Pacific Investment Management Co., the world’s largest active fixed-income manager, absorbed a record $14.5 billion in net redemptions last month across its U.S. mutual funds as investors fled bonds in anticipation of the Federal Reserve scaling back its asset purchases.
The last time Pimco’s U.S. mutual funds had net withdrawals was in December 2011, when investors pulled $2.1 billion, according to Chicago-based research firm Morningstar Inc., which provided the June estimate. The redemption is Pimco’s highest since Morningstar started estimating the monthly flows in February 1993.
Withdrawals at Pimco were driven by a record $9.9 billion pulled last month from Bill Gross’s Pimco Total Return Fund, the world’s largest mutual fund, which left it with $268 billion in assets at the end of June. Pimco Total Return lost 4.2 percent this year through July 5, trailing 86 percent of peers, according to data compiled by Bloomberg. It fell 3.7 percent over the past month, worse than 95 percent of comparable funds.
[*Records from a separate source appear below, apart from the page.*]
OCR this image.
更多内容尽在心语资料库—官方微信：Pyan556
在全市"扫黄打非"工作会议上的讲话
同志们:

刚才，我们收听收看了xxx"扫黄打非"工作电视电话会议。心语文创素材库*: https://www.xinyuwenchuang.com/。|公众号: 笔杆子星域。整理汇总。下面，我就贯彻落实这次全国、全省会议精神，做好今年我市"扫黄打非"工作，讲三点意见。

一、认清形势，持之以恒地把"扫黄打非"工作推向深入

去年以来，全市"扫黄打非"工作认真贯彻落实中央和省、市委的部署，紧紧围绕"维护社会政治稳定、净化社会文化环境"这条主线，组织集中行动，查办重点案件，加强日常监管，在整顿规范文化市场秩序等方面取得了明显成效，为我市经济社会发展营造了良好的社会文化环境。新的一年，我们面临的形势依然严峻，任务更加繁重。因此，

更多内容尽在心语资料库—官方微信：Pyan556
Retail investors, who fled volatile stock markets to pour about $1 trillion into the perceived safety of bond funds since the beginning of 2009, reversed that pattern in the past month in anticipation of rising rates. Casey, Quirk & Associates LLC, a consulting firm, in May warned that money managers that rely on bonds could face a difficult future as investors shift $1 trillion away from traditional fixed-income strategies.
Investors pulled about $60 billion from U.S. bond funds in June, the biggest monthly redemptions in records going back to 1961, according to estimates from the Investment Company Institute.
Delivering ‘Value’
As of May 31, Pimco managed $590 billion in U.S. mutual funds, excluding money markets and funds of funds, or more than a quarter of its $2 trillion in assets. Pimco’s products also include separately managed accounts.
“Pimco is a long-term investor and the Total Return Fund has been one of the top-performing intermediate bond funds during the fund’s 26-year history, delivering investor value over myriad market cycles,” Mark Porterfield, a spokesman for Newport Beach, California-based Pimco, said in an e-mailed statement. Pimco is a unit of Munich-based insurer Allianz SE.